I recall watching King Charles III’s coronation last year at about this time and thinking how starkly that event contrasted with the majority of the ceremonial events held at around the same time on earth. I remember thinking that this impressive display of pomp and circumstance on display used to seem appropriate and expected, but now appears wholly outmoded.
People are also leaving churches in droves, many of them for the same reason. The stodgy rituals and rites that sustained the world’s various religions for millennia are now a turnoff to a broad swath of society. Such practices in churches and in other corners of society are labeled as excessive, hypocritical, and empty pageantry…in short, a pointless and prideful waste of time.
I’m currently reading C.S. Lewis’ “A Preface to Paradise Lost” in anticipation of diving once more into Milton’s “Paradise Lost” and “Paradise Found” and I came across this gem from Lewis: “The modern habit of doing ceremonial things unceremoniously is no proof of humility; rather it proves the offender’s inability to forget himself in the rite and his readiness to spoil for everyone else the proper pleasure of ritual.” It may sound a bit harsh, but I am compelled to dig a bit further into what Lewis was seeking to convey for several reasons.
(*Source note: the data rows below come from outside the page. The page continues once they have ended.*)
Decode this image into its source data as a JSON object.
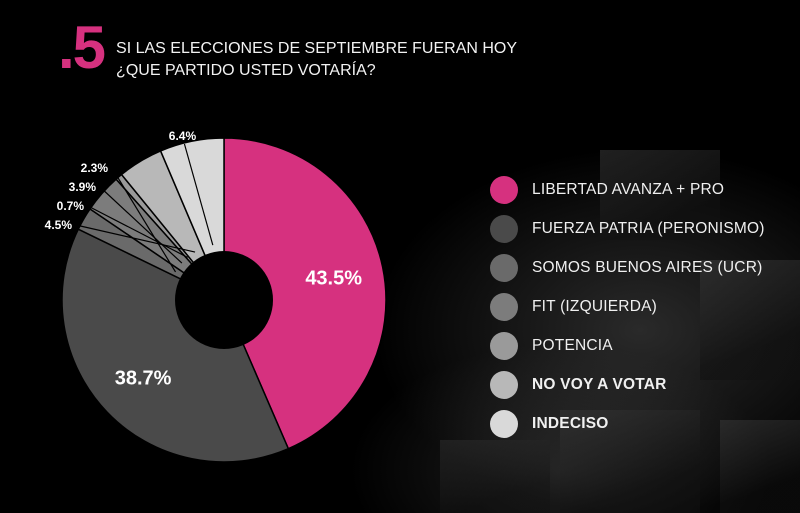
{
  "header": {
    "number": ".5",
    "question_line1": "SI LAS ELECCIONES DE SEPTIEMBRE FUERAN HOY",
    "question_line2": "¿QUE PARTIDO USTED VOTARÍA?"
  },
  "chart_data": {
    "type": "pie",
    "donut": true,
    "categories": [
      "LIBERTAD AVANZA + PRO",
      "FUERZA PATRIA (PERONISMO)",
      "SOMOS BUENOS AIRES (UCR)",
      "FIT (IZQUIERDA)",
      "POTENCIA",
      "NO VOY A VOTAR",
      "INDECISO"
    ],
    "values": [
      43.5,
      38.7,
      2.3,
      3.9,
      0.7,
      4.5,
      6.4
    ],
    "labels": [
      "43.5%",
      "38.7%",
      "2.3%",
      "3.9%",
      "0.7%",
      "4.5%",
      "6.4%"
    ],
    "colors": [
      "#d6317f",
      "#4a4a4a",
      "#6a6a6a",
      "#7c7c7c",
      "#9a9a9a",
      "#b8b8b8",
      "#d9d9d9"
    ],
    "bold_legend": [
      false,
      false,
      false,
      false,
      false,
      true,
      true
    ],
    "legend_position": "right"
  }
}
For starters, the mystery about who we are, why we are here, and where we are going is far from solved. The materialists may be convinced that “God is dead,” but significant evidence of a metaphysical or spiritual phenomena continues to nip at the heels of their dogma to this day. Ceremonial rituals have long been used to remind us of the possibility of and our connection to a larger, underlying, largely invisible pattern of reality. Through this lens and by virtue of these ceremonious activities that fit in but stand apart from our daily “earthly” activities, history is given a pattern, some kind of a design rather than being a pointless, repetitive drama filled with people coming and going fighting wars and propagating rumors of wars that cause civilizations to rise and fall.
Secondly, traditions, habits, rituals and rites bring a certain relief–a “pleasure” as Lewis put it–in the midst of the chaotic world we have created for ourselves. They are known, expected, and their presence in our lives is especially valuable when they are performed in a way that lifts us for a moment out of the quotidian, out of ourselves, and into the experience of the transcendent. If you don’t believe me, watch any group of people who share a disregard or disdain for tradition, ritual and rites, and you’ll start to see patterns in their interactions, their gatherings, etc. that could only be called ritualistic.
My impression is that we are throwing the baby out with the bath water in our era, and I am concerned that we do so with eyes wide open. Have organized religion and their churches used ceremonies, rituals, and rites selfishly to amass power and wealth. Well, yes. Have principalities and nation states done the same? Um, duh. Of course. Does that mean we should collapse the sacred into the secular, flatten society, declare everything to be equal and deserving of equality of outcome? That approach to me is specious at best.
There is a “proper pleasure of ritual.” There is value in having definition in society, in having sacred things and in not mixing those things with the mundane. This is as true in human relationships (both platonic or romantic) as it is in larger patterns of organization in society. Sacred things must be kept sacred or we are repelled from the pleasure of their presence. This, incidentally, is the allegory of the garden planted eastward in Eden. Humans repel themselves from the abundant pleasure of the garden through their daily choices, their inner attitudes and inclinations, and their general disregard of that which is sacred.
Fortunately, we cannot destroy that which is truly sacred. We can repel ourselves from the evidence of its presence in our lives and in the world at large, but we cannot destroy it; we cannot “kill” God. We can-through our thoughts, words, deeds, and in our listening-reacquaint ourselves with that which is sacred; we can draw near unto that which is sacred and as a result, magnify that which is sacred in our living.
When we do this, the rituals and rites that facilitate the reemergence of the sacred can once again find a home on earth, as well as in the “earth” of our circumstances.